The final position that boaters can use is to have the inside foot tucked under the thwart, and the outside foot tucked into the corner of the thwart/tube/floor intersection. This allows a little bit of both benefits from above. The foot bracing against the thwart can help absorb the impact while preventing the foot tucked under the thwart from sliding forward. The foot tucked under the thwart can help keep you in contact with the raft when you impact the bottom of the drop, increasing your ability to stay in during the aftermath of the drop. This position does share a little bit of both of the risks for the two-foot positions listed above.

In any case you should understand the risks with each possible foot position so you can properly handle what might happen at the bottom of the drop. Not every drop is the same, and it requires you to understand how your landing will play out to determine what the best course of action is.

Hand Position

For larger vertical drops and waterfalls, we recommend having some sort of grab strap in place. There are a variety of different rigging systems that can work; however, it is important that you have something for your inside hand to grab onto when you are running drops. Our team prefers smaller handles that can only accommodate your hand. With these sorts of handles, taking a palm-up approach can help you use larger arm muscles to avoid injury, though the risk is never zero that you could get injured from the drop.

For the outside hand we often have a lot of people discussing the fact that we let go of our T-grips. This is where the importance of good form and perimeter lines can come into play. By reaching out and pointing the T-grip towards the bow of the boat, the grip will plunge into the water and the blade being on the training edge of the boat will help prevent the paddle from flying off in a random direction. The key is to grab the perimeter line with several of your fingers. By grabbing a perimeter line, you achieve several things with your body position:

The first and most obvious benefit of grabbing the perimeter line is that the paddle should remain in the general area of the perimeter line rather than a person’s face. Another benefit of grabbing the perimeter line is that it gets your body lying flat against the tube. This helps to spread out the load by first keeping your body from rolling inward, thus helping to avoid a twisting back injury on the landing. It also helps to share the load by allowing your other arm to absorb a small amount of the impact and spreading some of the stress away from the thwart attachment.

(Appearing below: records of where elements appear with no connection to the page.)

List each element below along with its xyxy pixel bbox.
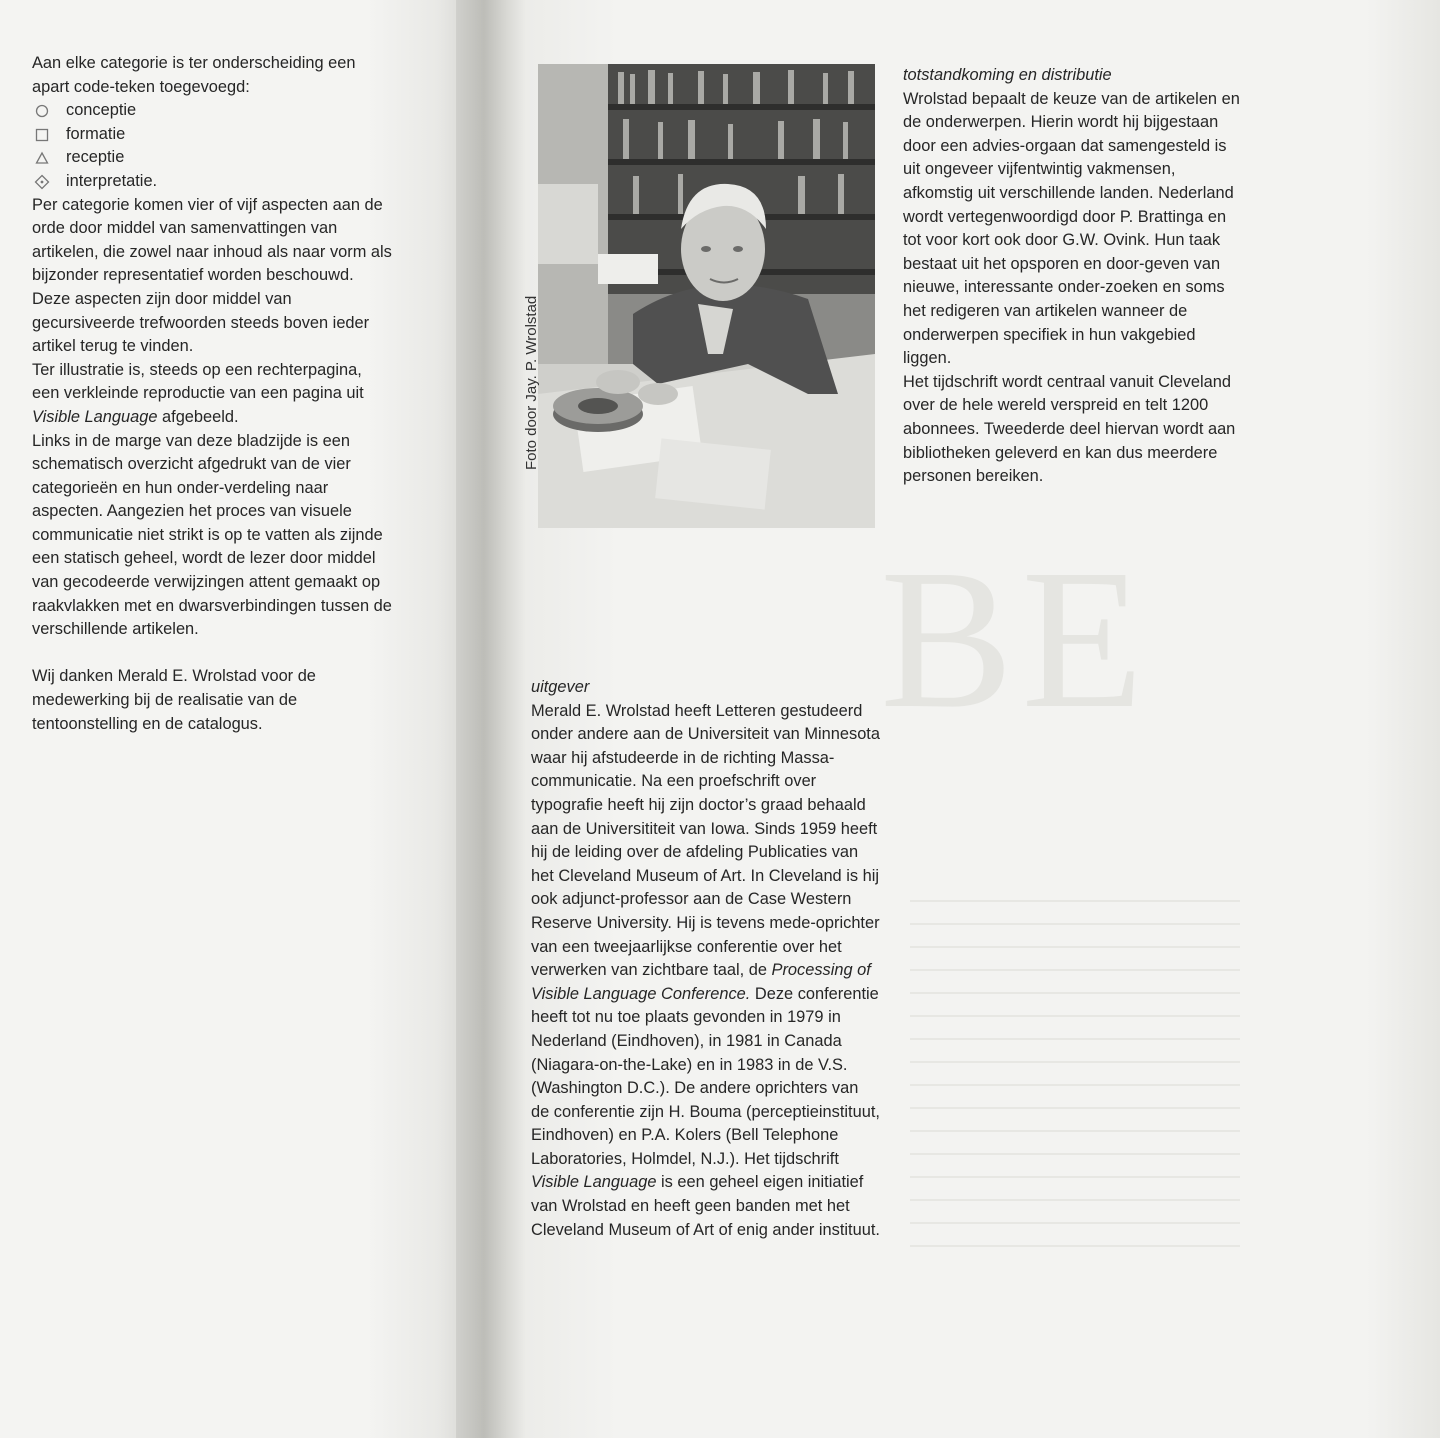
paragraph-text: Ter illustratie is, steeds op een rechterpagina, een verkleinde reproductie van een pagina uit — [32, 360, 364, 403]
list-item — [32, 146, 392, 170]
distribution-section — [903, 64, 1248, 489]
paragraph — [32, 359, 392, 430]
publisher-section — [531, 676, 881, 1242]
section-heading: uitgever — [531, 678, 590, 696]
paragraph: Per categorie komen vier of vijf aspecten aan de orde door middel van samenvattingen van artikelen, die zowel naar inhoud als naar vorm als bijzonder representatief worden beschouwd. Deze aspecten zijn door middel van gecursiveerde trefwoorden steeds boven ieder artikel terug te vinden. — [32, 195, 392, 356]
triangle-icon — [32, 146, 52, 170]
thanks-paragraph: Wij danken Merald E. Wrolstad voor de medewerking bij de realisatie van de tentoonstelling en de catalogus. — [32, 667, 316, 733]
paragraph: Wrolstad bepaalt de keuze van de artikelen en de onderwerpen. Hierin wordt hij bijgestaan door een advies-orgaan dat samengesteld is uit ongeveer vijfentwintig vakmensen, afkomstig uit verschillende landen. Nederland wordt vertegenwoordigd door P. Brattinga en tot voor kort ook door G.W. Ovink. Hun taak bestaat uit het opsporen en door-geven van nieuwe, interessante onder-zoeken en soms het redigeren van artikelen wanneer de onderwerpen specifiek in hun vakgebied liggen. — [903, 89, 1240, 368]
paragraph-text: Merald E. Wrolstad heeft Letteren gestudeerd onder andere aan de Universiteit van Minnesota waar hij afstudeerde in de richting Massa-communicatie. Na een proefschrift over typografie heeft hij zijn doctor’s graad behaald aan de Universititeit van Iowa. Sinds 1959 heeft hij de leiding over de afdeling Publicaties van het Cleveland Museum of Art. In Cleveland is hij ook adjunct-professor aan de Case Western Reserve University. Hij is tevens mede-oprichter van een tweejaarlijkse conferentie over het verwerken van zichtbare taal, de — [531, 701, 880, 980]
square-icon — [32, 123, 52, 147]
paragraph: Het tijdschrift wordt centraal vanuit Cleveland over de hele wereld verspreid en telt 1200 abonnees. Tweederde deel hiervan wordt aan bibliotheken geleverd en kan dus meerdere personen bereiken. — [903, 372, 1236, 486]
list-item — [32, 170, 392, 194]
circle-icon — [32, 99, 52, 123]
portrait-photo — [538, 64, 875, 528]
diamond-icon — [32, 170, 52, 194]
italic-title: Visible Language — [531, 1173, 657, 1192]
photo-credit-text: Foto door Jay. P. Wrolstad — [523, 295, 540, 470]
list-item — [32, 123, 392, 147]
paragraph-text: is een geheel eigen initiatief van Wrolstad en heeft geen banden met het Cleveland Museum of Art of enig ander instituut. — [531, 1173, 880, 1239]
category-label: conceptie — [66, 101, 137, 120]
show-through-text: BE — [880, 540, 1240, 1300]
list-item — [32, 99, 392, 123]
category-list — [32, 99, 392, 193]
intro-paragraph: Aan elke categorie is ter onderscheiding een apart code-teken toegevoegd: — [32, 54, 356, 96]
italic-title: Visible Language — [32, 407, 158, 426]
left-column — [32, 52, 392, 736]
category-label: interpretatie. — [66, 171, 158, 190]
paragraph: Links in de marge van deze bladzijde is een schematisch overzicht afgedrukt van de vier categorieën en hun onder-verdeling naar aspecten. Aangezien het proces van visuele communicatie niet strikt is op te vatten als zijnde een statisch geheel, wordt de lezer door middel van gecodeerde verwijzingen attent gemaakt op raakvlakken met en dwarsverbindingen tussen de verschillende artikelen. — [32, 431, 392, 639]
italic-title: Processing of Visible Language Conference. — [531, 961, 871, 1003]
category-label: formatie — [66, 124, 126, 143]
category-label: receptie — [66, 148, 125, 167]
section-heading: totstandkoming en distributie — [903, 66, 1112, 84]
paragraph-text: Deze conferentie heeft tot nu toe plaats gevonden in 1979 in Nederland (Eindhoven), in 1981 in Canada (Niagara-on-the-Lake) en in 1983 in de V.S. (Washington D.C.). De andere oprichters van de conferentie zijn H. Bouma (perceptieinstituut, Eindhoven) en P.A. Kolers (Bell Telephone Laboratories, Holmdel, N.J.). Het tijdschrift — [531, 984, 880, 1168]
paragraph-text: afgebeeld. — [157, 407, 239, 426]
book-gutter — [456, 0, 526, 1438]
paragraph — [531, 700, 881, 1243]
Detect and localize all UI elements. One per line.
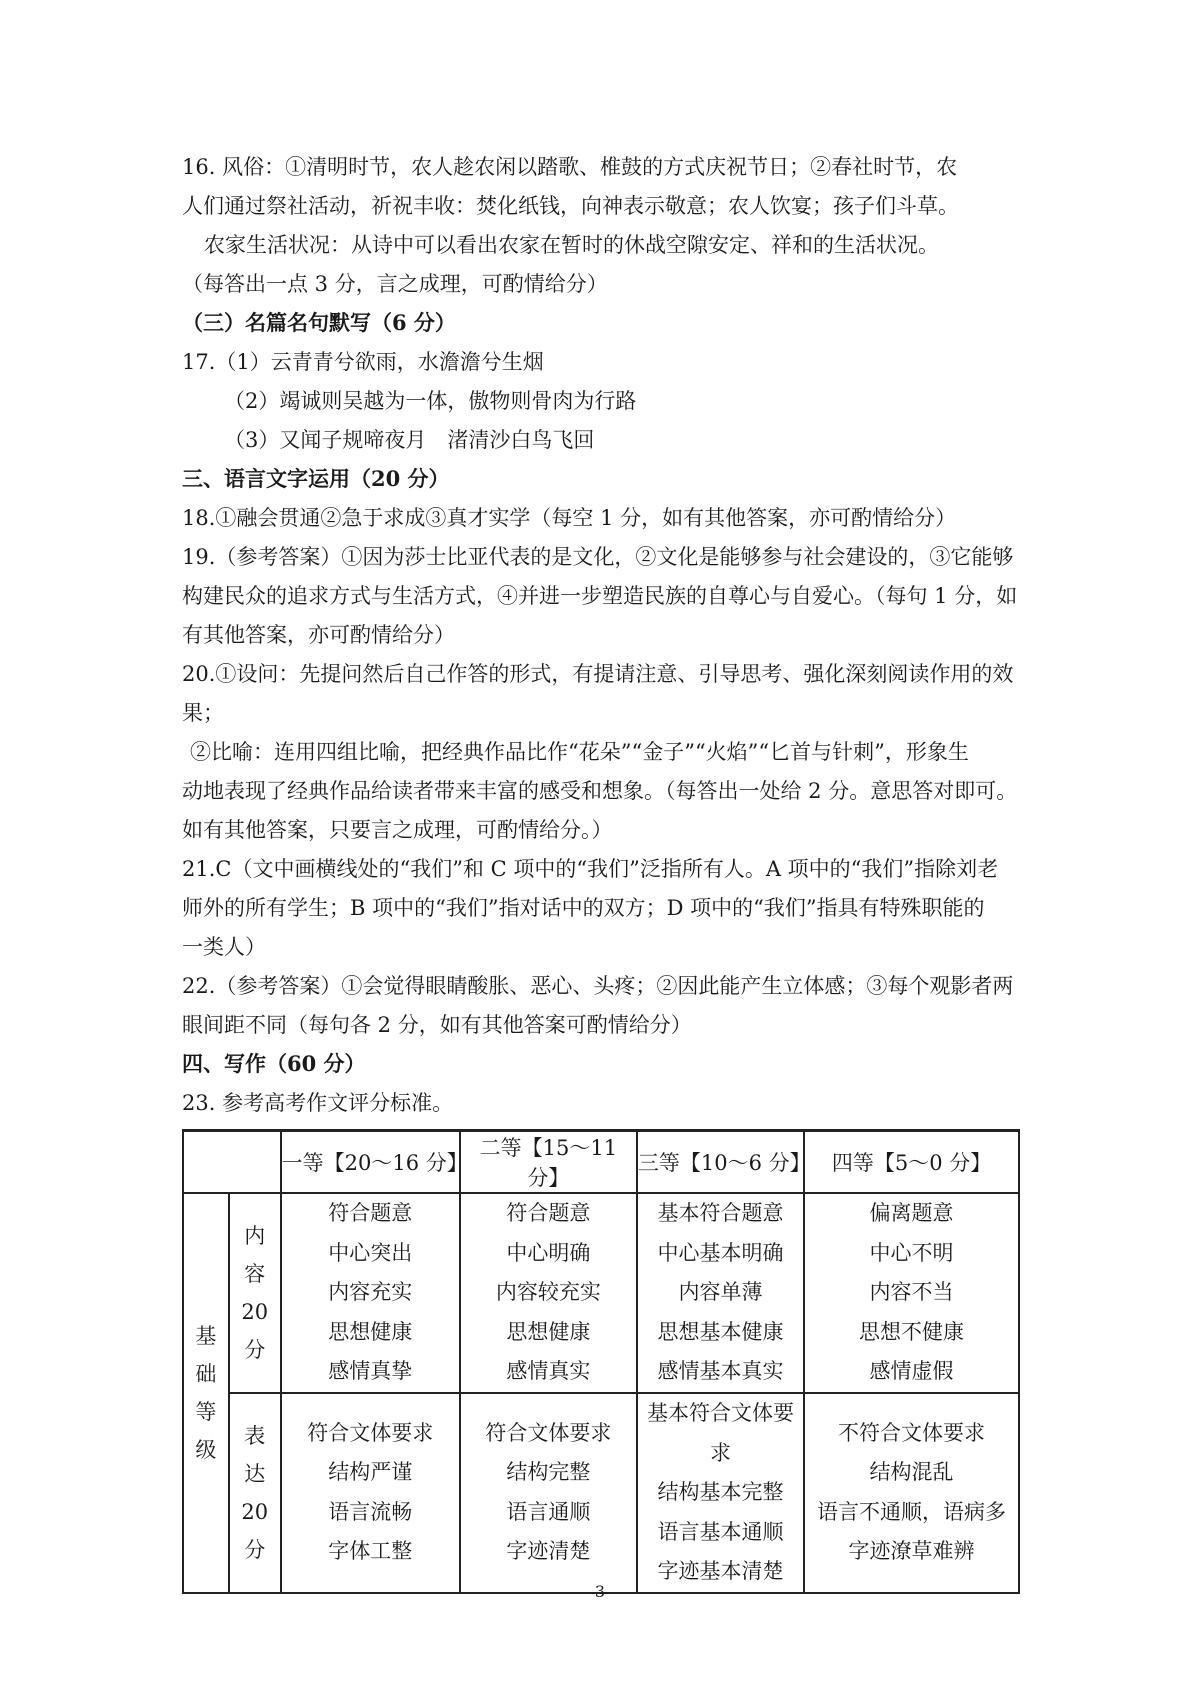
answer-19-line-1: 19.（参考答案）①因为莎士比亚代表的是文化，②文化是能够参与社会建设的，③它能够 xyxy=(182,545,1014,569)
expression-grade-2-cell: 符合文体要求 结构完整 语言通顺 字迹清楚 xyxy=(460,1393,637,1593)
header-grade-4: 四等【5～0 分】 xyxy=(804,1131,1019,1194)
content-grade-2-cell: 符合题意 中心明确 内容较充实 思想健康 感情真实 xyxy=(460,1193,637,1393)
answer-23-intro: 23. 参考高考作文评分标准。 xyxy=(182,1091,454,1115)
answer-18: 18.①融会贯通②急于求成③真才实学（每空 1 分，如有其他答案，亦可酌情给分） xyxy=(182,506,957,530)
content-grade-3-cell: 基本符合题意 中心基本明确 内容单薄 思想基本健康 感情基本真实 xyxy=(637,1193,804,1393)
answer-21-line-3: 一类人） xyxy=(182,935,266,959)
table-corner-cell xyxy=(183,1131,281,1194)
answer-17-item-1: 17.（1）云青青兮欲雨，水澹澹兮生烟 xyxy=(182,350,544,374)
table-row-content xyxy=(183,1193,1019,1393)
answer-20-line-3: ②比喻：连用四组比喻，把经典作品比作“花朵”“金子”“火焰”“匕首与针刺”，形象生 xyxy=(190,740,969,764)
answer-21-line-1: 21.C（文中画横线处的“我们”和 C 项中的“我们”泛指所有人。A 项中的“我们”指除刘老 xyxy=(182,857,999,881)
table-row-expression xyxy=(183,1393,1019,1593)
answer-17-item-3: （3）又闻子规啼夜月 渚清沙白鸟飞回 xyxy=(224,428,595,452)
answer-16-line-3: 农家生活状况：从诗中可以看出农家在暂时的休战空隙安定、祥和的生活状况。 xyxy=(204,233,939,257)
essay-grading-table xyxy=(182,1129,1020,1594)
header-grade-2: 二等【15～11 分】 xyxy=(460,1131,637,1194)
page-number: 3 xyxy=(594,1582,606,1601)
expression-grade-4-cell: 不符合文体要求 结构混乱 语言不通顺，语病多 字迹潦草难辨 xyxy=(804,1393,1019,1593)
answer-22-line-2: 眼间距不同（每句各 2 分，如有其他答案可酌情给分） xyxy=(182,1013,692,1037)
answer-21-line-2: 师外的所有学生；B 项中的“我们”指对话中的双方；D 项中的“我们”指具有特殊职能的 xyxy=(182,896,985,920)
answer-20-line-2: 果； xyxy=(182,701,224,725)
row-label-content: 内 容 20 分 xyxy=(229,1193,281,1393)
answer-16-line-1: 16. 风俗：①清明时节，农人趁农闲以踏歌、椎鼓的方式庆祝节日；②春社时节，农 xyxy=(182,155,958,179)
answer-19-line-2: 构建民众的追求方式与生活方式，④并进一步塑造民族的自尊心与自爱心。（每句 1 分，如 xyxy=(182,584,1018,608)
header-grade-1: 一等【20～16 分】 xyxy=(281,1131,460,1194)
section-heading-recitation: （三）名篇名句默写（6 分） xyxy=(182,310,456,335)
answer-16-line-2: 人们通过祭社活动，祈祝丰收：焚化纸钱，向神表示敬意；农人饮宴；孩子们斗草。 xyxy=(182,194,959,218)
answer-22-line-1: 22.（参考答案）①会觉得眼睛酸胀、恶心、头疼；②因此能产生立体感；③每个观影者两 xyxy=(182,974,1014,998)
answer-20-line-1: 20.①设问：先提问然后自己作答的形式，有提请注意、引导思考、强化深刻阅读作用的效 xyxy=(182,662,1014,686)
header-grade-3: 三等【10～6 分】 xyxy=(637,1131,804,1194)
section-heading-language-use: 三、语言文字运用（20 分） xyxy=(182,466,450,491)
expression-grade-3-cell: 基本符合文体要求 结构基本完整 语言基本通顺 字迹基本清楚 xyxy=(637,1393,804,1593)
content-grade-4-cell: 偏离题意 中心不明 内容不当 思想不健康 感情虚假 xyxy=(804,1193,1019,1393)
expression-grade-1-cell: 符合文体要求 结构严谨 语言流畅 字体工整 xyxy=(281,1393,460,1593)
answer-19-line-3: 有其他答案，亦可酌情给分） xyxy=(182,623,455,647)
section-heading-writing: 四、写作（60 分） xyxy=(182,1051,366,1076)
table-header-row xyxy=(183,1131,1019,1194)
answer-20-line-4: 动地表现了经典作品给读者带来丰富的感受和想象。（每答出一处给 2 分。意思答对即可。 xyxy=(182,779,1018,803)
answer-16-scoring-note: （每答出一点 3 分，言之成理，可酌情给分） xyxy=(182,272,608,296)
group-label-basic-level: 基 础 等 级 xyxy=(183,1193,229,1593)
answer-20-line-5: 如有其他答案，只要言之成理，可酌情给分。） xyxy=(182,818,613,842)
content-grade-1-cell: 符合题意 中心突出 内容充实 思想健康 感情真挚 xyxy=(281,1193,460,1393)
row-label-expression: 表 达 20 分 xyxy=(229,1393,281,1593)
answer-17-item-2: （2）竭诚则吴越为一体，傲物则骨肉为行路 xyxy=(224,389,637,413)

When to use this positioning

For steep drops we want to look at drops that are more than half of the length of the boat. So, if you have a 10-foot raft, any drop over 5 feet is what you want to be concerned with. This is because boats tend to fall as they reach the halfway point of their length. When they start to teeter on a vertical drop, anything over half the length will cause the raft to plunge vertically over the drop. Any drop less than half the length of the boat will cause the boat to teeter and “bridge the gap” or reconnect with the bottom at a less than vertical angle.

Safety Tips

Running very steep drops is a difficult and dangerous prospect. Attempting to run drops like this should only be undertaken by expert boaters with solid experience. This video is no substitute for hands on training, however here are some safety tips to keep in mind if you do attempt this.

  • Understand your body position and practice getting into position quickly and efficiently.

  • Take time to develop a system for how you place your feet and hands to absorb the impact

  • Develop a system for how you will be rigging to keep you in the raft.

  • Make sure you have multiple layers of safety and an evacuation plan in place. Having people with medical experience standing by with first aid equipment should be a top priority.

  • Make sure you do not lock out your knees to help reduce the strain of the impact on your knees.